The bans on diesel vehicle is not the only challenge. The industry is also racing to meet newer, stricter emission norms. This January the government decided to advance the BS VI emission norms to 2020. It took Europe and other developed markets 10 years to upgrade to Euro VI or BS VI emission norms; India has to do it in four years.

Safety is another key aspect, which may turn out to be a massive challenge. According to the diesel engine maker Bosch, a lead time of four years is required to transition from BS IV to BS V and another four years to BS VI. If these are not followed in required phases, it could lead to severe safety and quality problems.
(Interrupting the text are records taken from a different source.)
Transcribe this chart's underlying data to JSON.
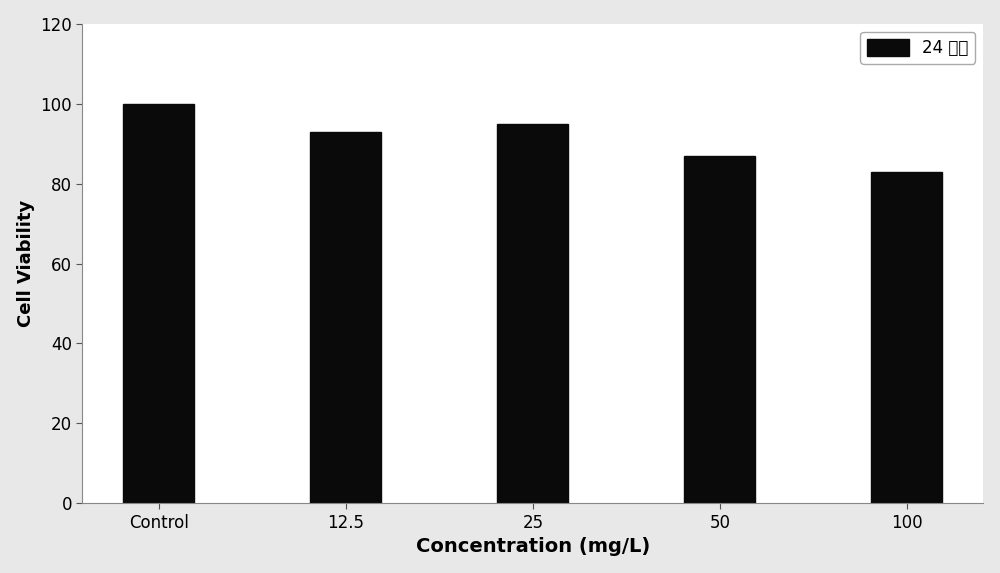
{
  "categories": [
    "Control",
    "12.5",
    "25",
    "50",
    "100"
  ],
  "values": [
    100,
    93,
    95,
    87,
    83
  ],
  "bar_color": "#0a0a0a",
  "xlabel": "Concentration (mg/L)",
  "ylabel": "Cell Viability",
  "ylim": [
    0,
    120
  ],
  "yticks": [
    0,
    20,
    40,
    60,
    80,
    100,
    120
  ],
  "legend_label": "24 小时",
  "legend_fontsize": 12,
  "xlabel_fontsize": 14,
  "ylabel_fontsize": 13,
  "tick_fontsize": 12,
  "bar_width": 0.38,
  "background_color": "#ffffff",
  "figure_bg": "#e8e8e8"
}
Cost is also worrying the industry. Since timelines are so short industry players fear the automakers may not be able to do optimum engineering of products, which affects costs.

Still, the industry is hopeful. "I am sure all of us will be able to meet the timelines of 2020, but we will have to rely largely on imports, which will have an impact on the cost," says Pawan Goenka, ED of Mahindra & Mahindra. He is hopeful of diesel's future in India.

While diesel ban seemed like a low hanging fruit, the IIT Kanpur study revealed that automobiles contributed just 20% of Delhi's emission problem and that too was largely by older vehicles. The new passenger vehicle contributed less than 2%, BS VI diesel vehicles plying in Delhi just 0.5% and above 2 litre a miniscule 0.13%.